M. le ministre de la justice (M. d’Anethan) - La section centrale a proposé une modification à la demande que j’avais faite. Le gouvernement avait demandé, sans condition, 50,000 fr. comme supplément de subside pour achever le palais de justice de Gand. La section centrale a mis à cette allocation la condition que la province fournirait pareille somme. J’aurais préféré qu’on ne mît pas cette condition. Néanmoins, je ne m’opposerai pas à l’amendement de la section centrale ; car mon intention a toujours été d’employer mes bons offices auprès de l’administration provinciale de la Flandre orientale pour l’engager à concourir à la dépense à faire par suite de l’erreur commise dans le devis du palais de justice de Gand,

Je me rallie donc à l’amendement de la section centrale.

M. Malou. - Je désirerais avoir une explication sur la portée de cet article. Je demanderai s’il s’agit d’un subside unique, ou si la législature doit être considérée comme engagée jusqu’à concurrence des 200,000 fr. réclamés par le conseil communal de Gand. Je ferai remarquer en outre qu’il est assez inusité de subordonner le vote d’un crédit par la législature au vote d’un crédit déjà rejeté par le conseil provincial. Il s’agit d’une libéralité. Il est inusité, il est même en quelque sorte étrange que l’on subordonne sa libéralité à celle d’autrui. Plus la législature accorderait à l’administration communale de Gand, moins celle-ci aurait besoin d’avoir recours à la générosité du conseil provincial.

Je demande donc si le subside est unique, et je fais observer que, dans mon opinion, il n’y’a pas lieu de maintenir la condition du concours de la province.

M. le président. - La parole est à M. de Man d’Attenrode.

M. de Man d’Attenrode. - Je désire auparavant que M. le rapporteur veuille bien répondre à l’interpellation de l’honorable préopinant.

M. Savart-Martel, rapporteur. - Le budget est annuel ; donc, dans mon opinion, la chambre ne se lierait ici que pour 1844.

Par la suite, si les mêmes raisons subsistent, il se peut que la chambre continue le subside, mais elle n’y sera point engagée.

Quoique la ville de Gand me paraisse, rigoureusement parlant, n’avoir pas à la charge de l’Etat un droit positif pour le supplément dont s’agit, l’équité protège cependant sa demande. Ces motifs d’équité sont expliqués amplement dans le rapport et justifiés par les pièces jointes. Je me dispenserai de les développer ici, puisque les pièces ont été imprimées.

Messieurs, la ville de Gand dirige ses finances avec beaucoup d’ordre et de sagesse ; Gand possède une des administrations modèles.

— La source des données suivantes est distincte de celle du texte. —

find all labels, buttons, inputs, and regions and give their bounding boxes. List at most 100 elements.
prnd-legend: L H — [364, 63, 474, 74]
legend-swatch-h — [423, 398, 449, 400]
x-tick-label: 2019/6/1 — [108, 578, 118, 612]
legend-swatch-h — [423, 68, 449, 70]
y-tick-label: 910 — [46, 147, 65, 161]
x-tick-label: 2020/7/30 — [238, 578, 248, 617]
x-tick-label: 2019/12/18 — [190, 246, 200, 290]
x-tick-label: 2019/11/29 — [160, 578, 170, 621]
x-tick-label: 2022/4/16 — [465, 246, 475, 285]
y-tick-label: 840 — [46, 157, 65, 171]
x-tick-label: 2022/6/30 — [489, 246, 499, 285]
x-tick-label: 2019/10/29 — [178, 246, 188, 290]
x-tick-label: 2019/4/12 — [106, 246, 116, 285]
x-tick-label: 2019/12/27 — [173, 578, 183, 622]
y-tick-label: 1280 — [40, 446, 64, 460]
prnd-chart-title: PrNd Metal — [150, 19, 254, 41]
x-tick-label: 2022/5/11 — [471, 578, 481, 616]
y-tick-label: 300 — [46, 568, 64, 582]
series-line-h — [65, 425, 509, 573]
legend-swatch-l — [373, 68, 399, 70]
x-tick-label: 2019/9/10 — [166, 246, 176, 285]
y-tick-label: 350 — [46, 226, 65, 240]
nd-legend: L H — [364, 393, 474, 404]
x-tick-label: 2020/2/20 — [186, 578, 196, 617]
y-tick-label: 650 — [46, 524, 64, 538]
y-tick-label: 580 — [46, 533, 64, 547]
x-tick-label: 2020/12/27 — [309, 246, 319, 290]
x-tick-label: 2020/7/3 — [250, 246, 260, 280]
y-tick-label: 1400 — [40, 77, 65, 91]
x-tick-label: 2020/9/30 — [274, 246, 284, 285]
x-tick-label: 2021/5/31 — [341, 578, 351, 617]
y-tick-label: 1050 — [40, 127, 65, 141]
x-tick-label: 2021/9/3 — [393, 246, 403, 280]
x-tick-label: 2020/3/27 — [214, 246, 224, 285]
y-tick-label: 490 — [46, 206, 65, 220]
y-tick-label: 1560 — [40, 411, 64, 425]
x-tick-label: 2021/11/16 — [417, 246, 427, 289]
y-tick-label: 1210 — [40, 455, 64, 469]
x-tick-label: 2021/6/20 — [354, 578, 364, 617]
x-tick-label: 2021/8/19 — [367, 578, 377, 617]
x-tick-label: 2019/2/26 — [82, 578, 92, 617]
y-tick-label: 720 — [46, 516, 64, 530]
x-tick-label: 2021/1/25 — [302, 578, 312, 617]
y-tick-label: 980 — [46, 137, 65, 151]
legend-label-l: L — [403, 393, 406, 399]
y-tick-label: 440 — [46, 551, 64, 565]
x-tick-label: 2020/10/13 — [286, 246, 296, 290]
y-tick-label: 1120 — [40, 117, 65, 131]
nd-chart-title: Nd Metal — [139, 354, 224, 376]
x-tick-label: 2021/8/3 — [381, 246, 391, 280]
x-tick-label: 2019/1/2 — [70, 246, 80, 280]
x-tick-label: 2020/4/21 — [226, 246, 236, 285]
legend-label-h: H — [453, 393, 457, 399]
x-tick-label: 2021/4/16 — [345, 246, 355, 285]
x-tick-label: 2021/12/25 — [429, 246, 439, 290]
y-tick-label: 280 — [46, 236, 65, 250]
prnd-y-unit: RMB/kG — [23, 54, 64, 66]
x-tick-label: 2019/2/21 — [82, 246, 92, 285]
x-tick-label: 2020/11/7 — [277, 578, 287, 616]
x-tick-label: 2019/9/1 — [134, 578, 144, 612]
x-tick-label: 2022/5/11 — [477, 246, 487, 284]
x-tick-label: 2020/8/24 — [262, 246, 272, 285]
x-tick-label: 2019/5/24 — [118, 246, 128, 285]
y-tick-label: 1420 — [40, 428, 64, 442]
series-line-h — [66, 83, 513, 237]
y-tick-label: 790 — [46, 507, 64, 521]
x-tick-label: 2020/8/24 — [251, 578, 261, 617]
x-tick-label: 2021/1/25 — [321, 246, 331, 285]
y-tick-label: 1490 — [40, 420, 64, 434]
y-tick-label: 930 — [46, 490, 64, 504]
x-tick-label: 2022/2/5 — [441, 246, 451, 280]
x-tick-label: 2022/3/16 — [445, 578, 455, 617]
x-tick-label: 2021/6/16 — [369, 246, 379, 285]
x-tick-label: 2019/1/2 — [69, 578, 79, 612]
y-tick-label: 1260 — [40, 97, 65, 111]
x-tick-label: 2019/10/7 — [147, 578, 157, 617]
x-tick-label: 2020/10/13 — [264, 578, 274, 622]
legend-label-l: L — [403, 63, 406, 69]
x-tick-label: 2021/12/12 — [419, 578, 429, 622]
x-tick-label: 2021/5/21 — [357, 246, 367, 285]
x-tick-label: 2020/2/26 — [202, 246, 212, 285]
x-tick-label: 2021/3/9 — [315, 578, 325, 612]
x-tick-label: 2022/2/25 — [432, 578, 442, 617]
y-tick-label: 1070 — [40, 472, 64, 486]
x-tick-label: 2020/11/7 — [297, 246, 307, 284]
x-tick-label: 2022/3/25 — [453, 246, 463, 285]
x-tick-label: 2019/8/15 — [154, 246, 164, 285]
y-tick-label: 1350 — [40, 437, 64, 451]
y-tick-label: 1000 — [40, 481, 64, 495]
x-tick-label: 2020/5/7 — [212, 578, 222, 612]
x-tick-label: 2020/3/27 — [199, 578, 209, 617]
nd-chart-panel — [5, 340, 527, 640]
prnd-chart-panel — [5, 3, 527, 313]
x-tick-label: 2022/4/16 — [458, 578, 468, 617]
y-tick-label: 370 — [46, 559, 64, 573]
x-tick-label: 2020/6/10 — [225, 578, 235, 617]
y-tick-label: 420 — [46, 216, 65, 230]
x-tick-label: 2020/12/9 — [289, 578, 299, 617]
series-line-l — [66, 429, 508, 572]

Son octroi est déjà fort élevé ; c’est, je crois, l’un des plus onéreux. Lui refuser la subvention pétitionnée, serait la mettre dans l’impossibilité d’achever un monument utile à la ville, mais utile aussi à l’Etat et à la province.

Quant à la condition proposée de n’allouer le subside que dans le cas où la province fournirait aussi pareille somme, la section centrale l’a crue nécessaire, ne fût-ce que pour engager la province à fournir pareille somme pour son contingent, et à revenir ainsi sur une première décision.

Enfin, la section centrale a cru qu’erreur étant intervenue dans l’évaluation des constructions à faire, il ne serait pas convenable que l’Etat profitât de cette erreur.

M. le ministre de la justice (M. d’Anethan) - Messieurs, je répondrai, à mon tour, à l’interpellation de l’honorable M. Malou, que je n’entends contracter aucune espèce d’engagement pour les exercices prochains. Comme vous l’a dit l’honorable M. Savart, les budgets étant votés annuellement, le vote de cette année ne doit avoir aucune influence sur celui de l’année prochaine. Si dans un an l’autorité communale de Gand justifie qu’il lui est impossible de continuer la construction de son palais de justice à l’aide des subsides qui lui ont été alloués, je verrai ce qu’il y aura à faire et ce que je devrai vous proposer.

J’ai moi-même exprimé mes regrets, relativement à l’amendement de la section centrale ; j’aurais préféré qu’on n’eût pas imposé l’obligation du vote d’un subside par la province, et qu’on n’eût pas subordonné à ce vote l’allocation votée par la législature. Mais il n’y a pourtant rien d’insolite à ce qui vous est proposé par la section centrale ; c’est ce qui se pratique tous les jours.

Lorsque le gouvernement accorde des subsides pour les édifices destinés au culte, toujours il exige que la province contribue pour une part ; c’est ce qui a lieu aussi, comme me le fait observer M. le ministre de l’intérieur, pour les monuments. Déjà, par la loi du 2 juin 1838, l’obligation, pour la province, de concourir à certaines dépenses a été établie ; de manière que ce principe se trouve déjà législativement consacré.

Je crois devoir maintenant vous expliquer, en peu de mots, les motifs pour lesquels le gouvernement a cru devoir vous demander un subside de 50,000 francs pour aider à l’achèvement du palais de justice de Gand.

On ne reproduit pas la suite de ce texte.